At the tender age of 10, the Airbus A380 is already entering a mid-life crisis.
The double-decker aircraft has failed to win a single order from any new airline customer for two years now, and senior management was forced to come to the airliner’s defence in December after the planemaker’s parent introduced the possibility of axing the A380 outright. As the mid point of the year approaches, the plane has yet again drawn a blank on deals.
It’s a far cry from the jubilations in 2005, when the giant airliner took off for the first time, hailed as the star of 21st century aviation. Airbus said the A380, certified to carry as many as 853 passengers, would push arch-rival Boeing out of the monopoly on jumbo jets it held for decades and herald a new dawn of travel, pairing ultra-luxury with mass transport while alleviating the strain on congested airports.
“It’s true the market hasn’t developed as much as we’d have liked,” Airbus chief executive Fabrice Bregier said this month. “This plane was probably launched 10 years too early.”
Mr Bregier is now trying to breathe fresh life into the A380 campaign. Airbus has assembled a team of employees from within sales, marketing, engineering and design to lobby existing and future customers of the aircraft — including those who may buy the aircraft second-hand.
Airbus said the “new organisation will enhance our ability to respond to market trends and customer needs quicker, by developing and deploying complete solutions faster — in order to explore and open up new market segments,” the company said in response to questions.
The lack of commercial success lies in part in a misuse of the A380’s basic purpose. When Airbus introduced the plane, it was touted as the ideal response to crowded skies, with airlines benefiting from scale and better economics by packing in more seats. Instead, carriers used the vast real estate to embrace custom extravagances including bars, showers and duty-free shopping zones, turning many A380s more into exotic luxury liners rather than vehicles of mass transportation.
Airbus wants customers to re-discover the A380 as a work horse, encouraging existing and prospective buyers to use denser configurations, seating 11-abreast instead of 10 in economy, while still exploiting the cabin’s size to keep perks like bars that distinguish the plane. The company has lifted standard seat capacity to 544 in a bid to pull customers along.
It’s already helped Qantas Airways move in that direction and Singapore Airlines is now refurbishing its 19 A380s to add premium economy seats. Emirates, the A380’s biggest operator with 60 in use and another 80 on order, has some double-deckers flying in a two-class layout for 615 seats, stripping out its first-class berths.

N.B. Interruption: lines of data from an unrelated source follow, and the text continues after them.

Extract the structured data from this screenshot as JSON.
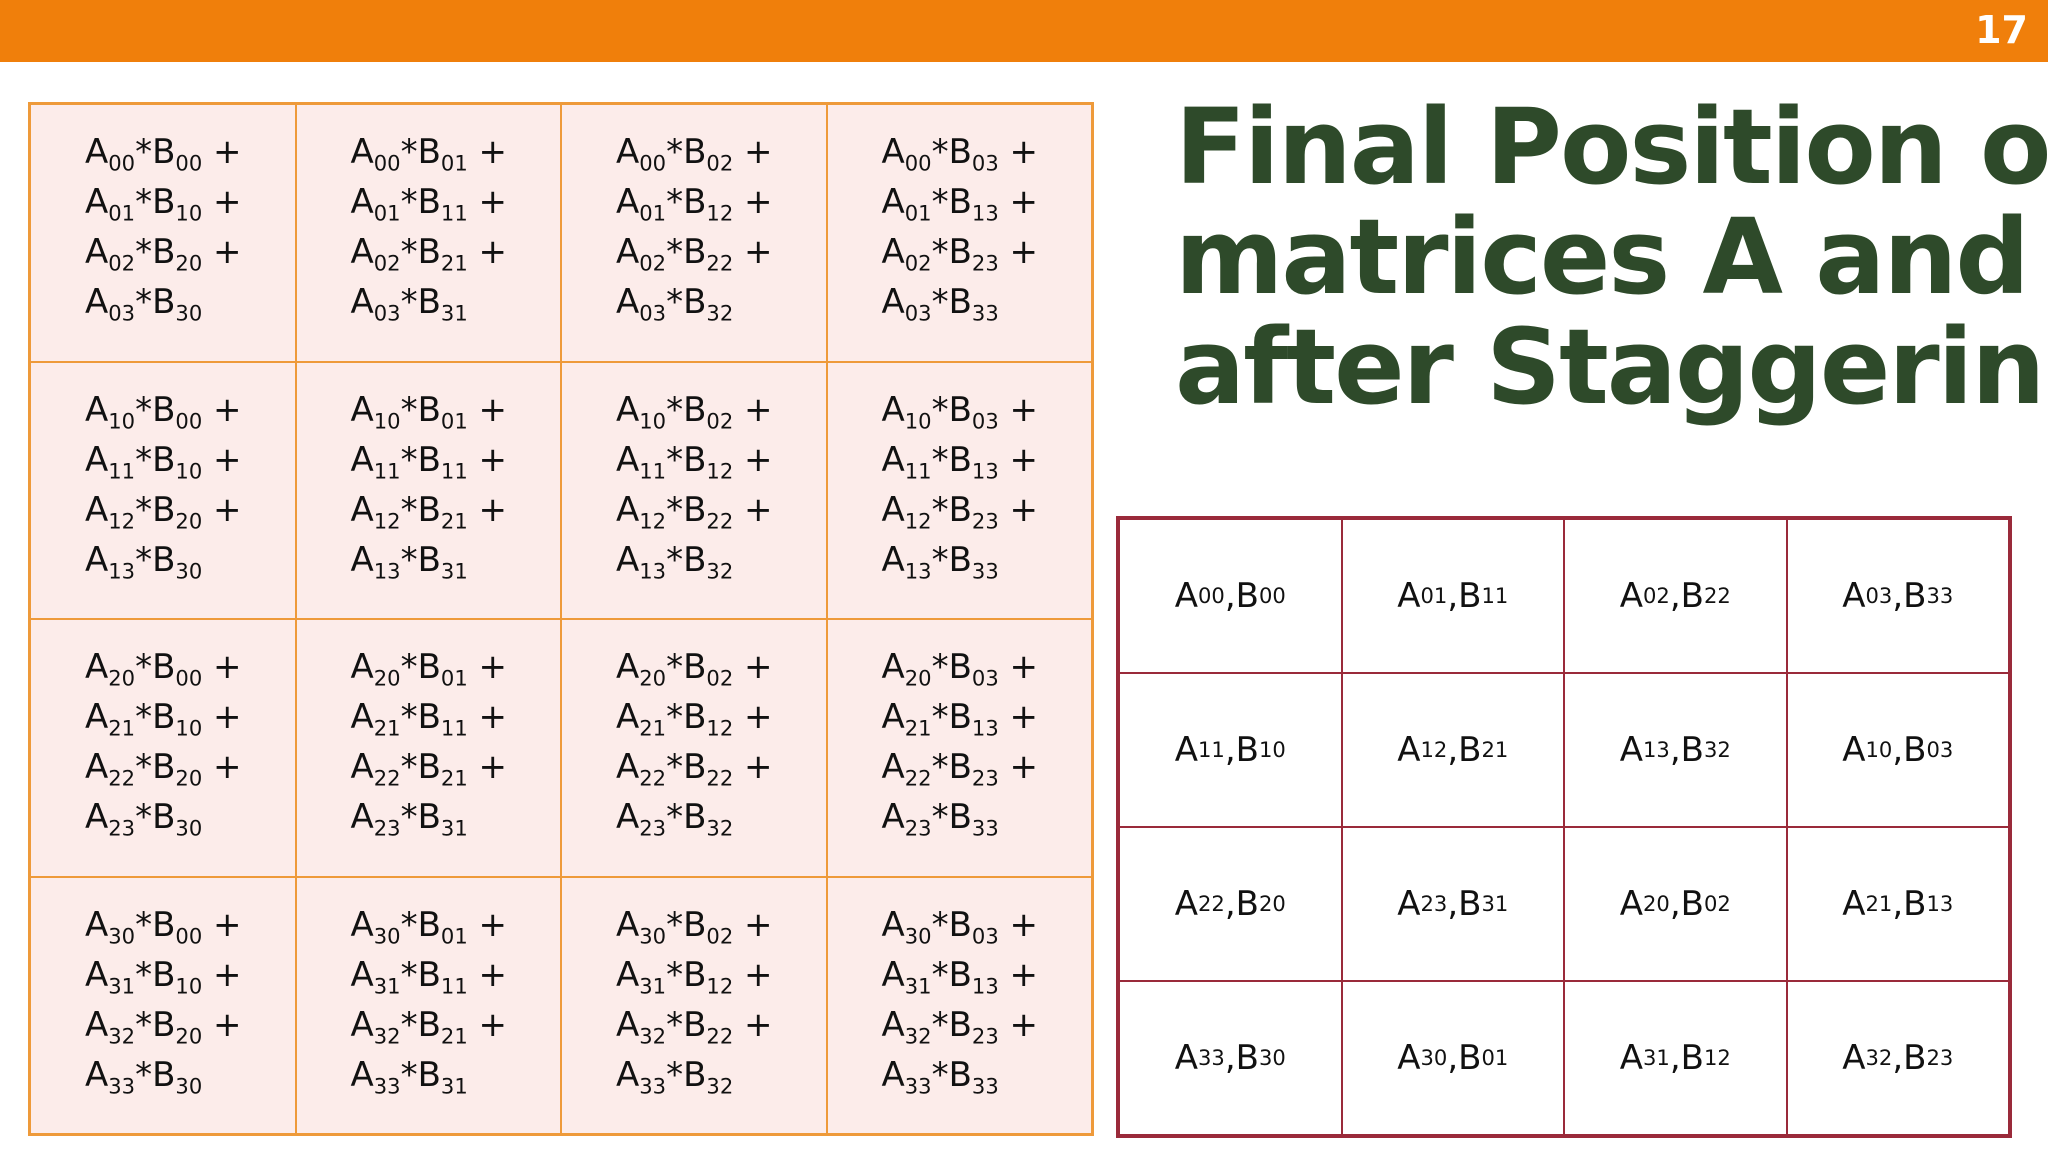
{
  "page_number": "17",
  "title_lines": [
    "Final  Position of",
    "matrices A and B",
    "after Staggering"
  ],
  "sum_grid": [
    [
      [
        "00",
        "00"
      ],
      [
        "01",
        "10"
      ],
      [
        "02",
        "20"
      ],
      [
        "03",
        "30"
      ]
    ],
    [
      [
        "00",
        "01"
      ],
      [
        "01",
        "11"
      ],
      [
        "02",
        "21"
      ],
      [
        "03",
        "31"
      ]
    ],
    [
      [
        "00",
        "02"
      ],
      [
        "01",
        "12"
      ],
      [
        "02",
        "22"
      ],
      [
        "03",
        "32"
      ]
    ],
    [
      [
        "00",
        "03"
      ],
      [
        "01",
        "13"
      ],
      [
        "02",
        "23"
      ],
      [
        "03",
        "33"
      ]
    ],
    [
      [
        "10",
        "00"
      ],
      [
        "11",
        "10"
      ],
      [
        "12",
        "20"
      ],
      [
        "13",
        "30"
      ]
    ],
    [
      [
        "10",
        "01"
      ],
      [
        "11",
        "11"
      ],
      [
        "12",
        "21"
      ],
      [
        "13",
        "31"
      ]
    ],
    [
      [
        "10",
        "02"
      ],
      [
        "11",
        "12"
      ],
      [
        "12",
        "22"
      ],
      [
        "13",
        "32"
      ]
    ],
    [
      [
        "10",
        "03"
      ],
      [
        "11",
        "13"
      ],
      [
        "12",
        "23"
      ],
      [
        "13",
        "33"
      ]
    ],
    [
      [
        "20",
        "00"
      ],
      [
        "21",
        "10"
      ],
      [
        "22",
        "20"
      ],
      [
        "23",
        "30"
      ]
    ],
    [
      [
        "20",
        "01"
      ],
      [
        "21",
        "11"
      ],
      [
        "22",
        "21"
      ],
      [
        "23",
        "31"
      ]
    ],
    [
      [
        "20",
        "02"
      ],
      [
        "21",
        "12"
      ],
      [
        "22",
        "22"
      ],
      [
        "23",
        "32"
      ]
    ],
    [
      [
        "20",
        "03"
      ],
      [
        "21",
        "13"
      ],
      [
        "22",
        "23"
      ],
      [
        "23",
        "33"
      ]
    ],
    [
      [
        "30",
        "00"
      ],
      [
        "31",
        "10"
      ],
      [
        "32",
        "20"
      ],
      [
        "33",
        "30"
      ]
    ],
    [
      [
        "30",
        "01"
      ],
      [
        "31",
        "11"
      ],
      [
        "32",
        "21"
      ],
      [
        "33",
        "31"
      ]
    ],
    [
      [
        "30",
        "02"
      ],
      [
        "31",
        "12"
      ],
      [
        "32",
        "22"
      ],
      [
        "33",
        "32"
      ]
    ],
    [
      [
        "30",
        "03"
      ],
      [
        "31",
        "13"
      ],
      [
        "32",
        "23"
      ],
      [
        "33",
        "33"
      ]
    ]
  ],
  "staggered_grid": [
    [
      "00",
      "00"
    ],
    [
      "01",
      "11"
    ],
    [
      "02",
      "22"
    ],
    [
      "03",
      "33"
    ],
    [
      "11",
      "10"
    ],
    [
      "12",
      "21"
    ],
    [
      "13",
      "32"
    ],
    [
      "10",
      "03"
    ],
    [
      "22",
      "20"
    ],
    [
      "23",
      "31"
    ],
    [
      "20",
      "02"
    ],
    [
      "21",
      "13"
    ],
    [
      "33",
      "30"
    ],
    [
      "30",
      "01"
    ],
    [
      "31",
      "12"
    ],
    [
      "32",
      "23"
    ]
  ],
  "colors": {
    "top_bar": "#f07f0b",
    "title": "#2e4a2a",
    "left_grid_fill": "#fcecea",
    "left_grid_border": "#ee9a3a",
    "right_grid_border": "#9a2a3a"
  }
}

Since 2000, the A380 has won just 317 orders, less than a third of the 1,200 Airbus projected in its first 20 years. Not a single US airline has ordered it, and only five have been contracted for China, which will be the world’s largest aviation market in 20 years.
By contrast, the two-engine A350 that Airbus introduced in 2006 had secured 780 orders by the time it first entered service early this year. To be sure, the Boeing 747-8, the latest iteration of the US manufacturer’s largest plane, has fared far worse than the A380, with Boeing cutting production to adapt.

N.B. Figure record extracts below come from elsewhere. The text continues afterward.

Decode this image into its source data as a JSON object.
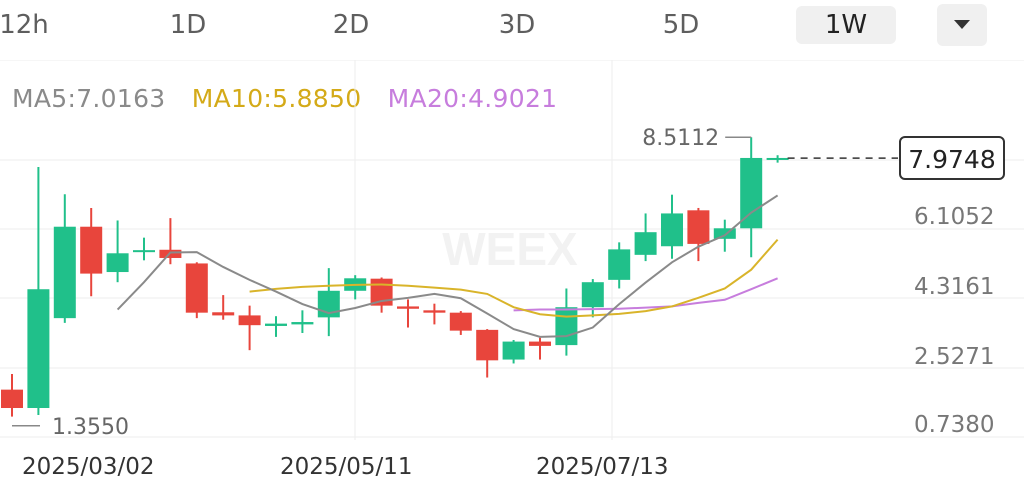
{
  "timeframes": [
    "12h",
    "1D",
    "2D",
    "3D",
    "5D",
    "1W"
  ],
  "active_timeframe": "1W",
  "indicators": {
    "ma5": "MA5:7.0163",
    "ma10": "MA10:5.8850",
    "ma20": "MA20:4.9021"
  },
  "colors": {
    "up": "#20c08a",
    "down": "#e8453c",
    "ma5": "#8a8a8a",
    "ma10": "#d9b42a",
    "ma20": "#c77ddd",
    "grid": "#eeeeee"
  },
  "watermark": "WEEX",
  "current_price": "7.9748",
  "high_label": "8.5112",
  "low_label": "1.3550",
  "chart_data": {
    "type": "candlestick",
    "y_ticks": [
      "6.1052",
      "4.3161",
      "2.5271",
      "0.7380"
    ],
    "y_tick_values": [
      6.1052,
      4.3161,
      2.5271,
      0.738
    ],
    "x_tick_labels": [
      "2025/03/02",
      "2025/05/11",
      "2025/07/13"
    ],
    "current_price": 7.9748,
    "high": 8.5112,
    "low": 1.355,
    "candles": [
      {
        "o": 2.05,
        "h": 2.45,
        "l": 1.36,
        "c": 1.58
      },
      {
        "o": 1.58,
        "h": 7.75,
        "l": 1.4,
        "c": 4.62
      },
      {
        "o": 3.88,
        "h": 7.05,
        "l": 3.76,
        "c": 6.22
      },
      {
        "o": 6.22,
        "h": 6.7,
        "l": 4.44,
        "c": 5.02
      },
      {
        "o": 5.06,
        "h": 6.38,
        "l": 4.8,
        "c": 5.54
      },
      {
        "o": 5.62,
        "h": 5.94,
        "l": 5.36,
        "c": 5.62
      },
      {
        "o": 5.63,
        "h": 6.44,
        "l": 5.26,
        "c": 5.42
      },
      {
        "o": 5.28,
        "h": 5.31,
        "l": 3.88,
        "c": 4.02
      },
      {
        "o": 4.03,
        "h": 4.47,
        "l": 3.84,
        "c": 3.95
      },
      {
        "o": 3.95,
        "h": 4.2,
        "l": 3.06,
        "c": 3.7
      },
      {
        "o": 3.68,
        "h": 3.93,
        "l": 3.4,
        "c": 3.74
      },
      {
        "o": 3.72,
        "h": 4.08,
        "l": 3.5,
        "c": 3.78
      },
      {
        "o": 3.9,
        "h": 5.16,
        "l": 3.42,
        "c": 4.58
      },
      {
        "o": 4.58,
        "h": 4.98,
        "l": 4.36,
        "c": 4.9
      },
      {
        "o": 4.89,
        "h": 4.92,
        "l": 4.02,
        "c": 4.2
      },
      {
        "o": 4.18,
        "h": 4.36,
        "l": 3.64,
        "c": 4.12
      },
      {
        "o": 4.08,
        "h": 4.25,
        "l": 3.72,
        "c": 4.02
      },
      {
        "o": 4.02,
        "h": 4.06,
        "l": 3.45,
        "c": 3.56
      },
      {
        "o": 3.58,
        "h": 3.6,
        "l": 2.36,
        "c": 2.8
      },
      {
        "o": 2.82,
        "h": 3.32,
        "l": 2.72,
        "c": 3.28
      },
      {
        "o": 3.28,
        "h": 3.38,
        "l": 2.82,
        "c": 3.17
      },
      {
        "o": 3.19,
        "h": 4.64,
        "l": 2.92,
        "c": 4.16
      },
      {
        "o": 4.16,
        "h": 4.88,
        "l": 3.9,
        "c": 4.8
      },
      {
        "o": 4.86,
        "h": 5.82,
        "l": 4.64,
        "c": 5.64
      },
      {
        "o": 5.5,
        "h": 6.56,
        "l": 5.34,
        "c": 6.08
      },
      {
        "o": 5.72,
        "h": 7.04,
        "l": 5.4,
        "c": 6.56
      },
      {
        "o": 6.64,
        "h": 6.7,
        "l": 5.34,
        "c": 5.78
      },
      {
        "o": 5.91,
        "h": 6.4,
        "l": 5.58,
        "c": 6.18
      },
      {
        "o": 6.18,
        "h": 8.51,
        "l": 5.44,
        "c": 7.98
      },
      {
        "o": 7.96,
        "h": 8.05,
        "l": 7.86,
        "c": 7.98
      }
    ],
    "ma5": [
      null,
      null,
      null,
      null,
      4.1,
      4.8,
      5.56,
      5.57,
      5.19,
      4.86,
      4.56,
      4.24,
      4.01,
      4.14,
      4.32,
      4.4,
      4.5,
      4.39,
      4.0,
      3.6,
      3.4,
      3.42,
      3.64,
      4.24,
      4.79,
      5.31,
      5.71,
      6.0,
      6.58,
      7.02
    ],
    "ma10": [
      null,
      null,
      null,
      null,
      null,
      null,
      null,
      null,
      null,
      4.56,
      4.63,
      4.68,
      4.71,
      4.73,
      4.74,
      4.71,
      4.66,
      4.61,
      4.5,
      4.16,
      3.98,
      3.92,
      3.95,
      3.99,
      4.06,
      4.18,
      4.4,
      4.64,
      5.12,
      5.89
    ],
    "ma20": [
      null,
      null,
      null,
      null,
      null,
      null,
      null,
      null,
      null,
      null,
      null,
      null,
      null,
      null,
      null,
      null,
      null,
      null,
      null,
      4.08,
      4.1,
      4.1,
      4.11,
      4.12,
      4.15,
      4.18,
      4.27,
      4.35,
      4.62,
      4.9
    ]
  }
}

The tepid response has haunted Airbus, particularly since the A380 is a hit with the flying public. The ride is smooth and quiet, and perks like bars where business-class passengers can mingle on Emirates planes have created buzz. Etihad Airways has gone as far as fitting a three-room residence into the front of its A380s, complete with a bed and a butler.
The success of large and efficient two-engine aircraft has made marketing of more fuel-intensive four-engine models a harder task. Boeing's 777 wide-body, powered by two of the world's largest commercial jetliner engines, has been wildly successful with customers, while Airbus was forced to bury its four-turbine A340 model conceived for ultra-long routes. Even with cheap oil, fuel costs remain the single-biggest expense for airlines and cutting the fuel bill is a major incentive.

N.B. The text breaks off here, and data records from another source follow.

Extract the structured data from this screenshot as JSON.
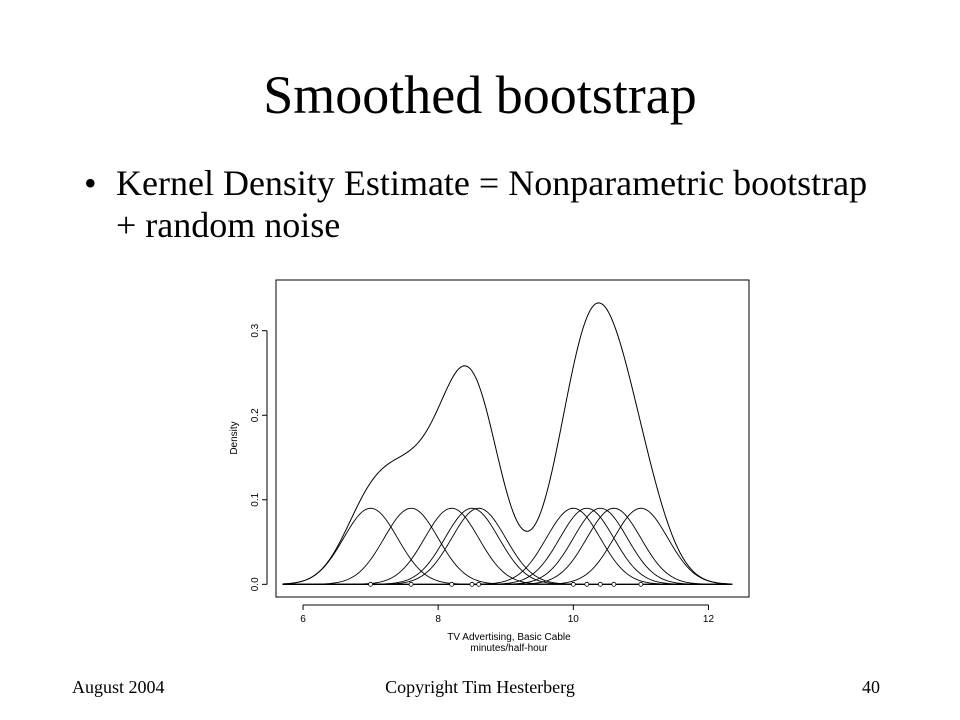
{
  "slide": {
    "title": "Smoothed bootstrap",
    "bullet": "•",
    "bullet_text": "Kernel Density Estimate = Nonparametric bootstrap + random noise"
  },
  "footer": {
    "left": "August 2004",
    "center": "Copyright Tim Hesterberg",
    "right": "40"
  },
  "chart_data": {
    "type": "line",
    "title": "",
    "xlabel_lines": [
      "TV Advertising, Basic Cable",
      "minutes/half-hour"
    ],
    "ylabel": "Density",
    "xlim": [
      5.6,
      12.6
    ],
    "ylim": [
      -0.015,
      0.36
    ],
    "x_ticks": [
      6,
      8,
      10,
      12
    ],
    "y_ticks": [
      0.0,
      0.1,
      0.2,
      0.3
    ],
    "y_tick_labels": [
      "0.0",
      "0.1",
      "0.2",
      "0.3"
    ],
    "x_range_curves": [
      5.7,
      12.35
    ],
    "kernel": "gaussian",
    "bandwidth": 0.4,
    "kernel_peak": 0.09,
    "data_points": [
      7.0,
      7.6,
      8.2,
      8.5,
      8.6,
      10.0,
      10.2,
      10.4,
      10.6,
      11.0
    ],
    "series": [
      {
        "name": "density",
        "peak_approx": [
          {
            "x": 8.4,
            "y": 0.265
          },
          {
            "x": 10.45,
            "y": 0.348
          }
        ],
        "trough_approx": {
          "x": 9.4,
          "y": 0.09
        }
      }
    ],
    "grid": false
  }
}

One modest success that Airbus aims to celebrate this year is no longer producing each A380 at a loss, though admits the overall programme itself will never recoup its US$25 billion investment.
So long as Airbus can persuade the parent company to ride out the current order dearth, the A380 has a chance to find a new generation of buyers attracted by the plane’s economics. That at least is the view of John Leahy, the 64-year-old Airbus salesman who’s sold more than 12,000 planes in two decades.
“This programme will be around for 40 to 50 years,” Mr Leahy said in a promotional video Airbus released for the anniversary. “No doubt in my mind about that.”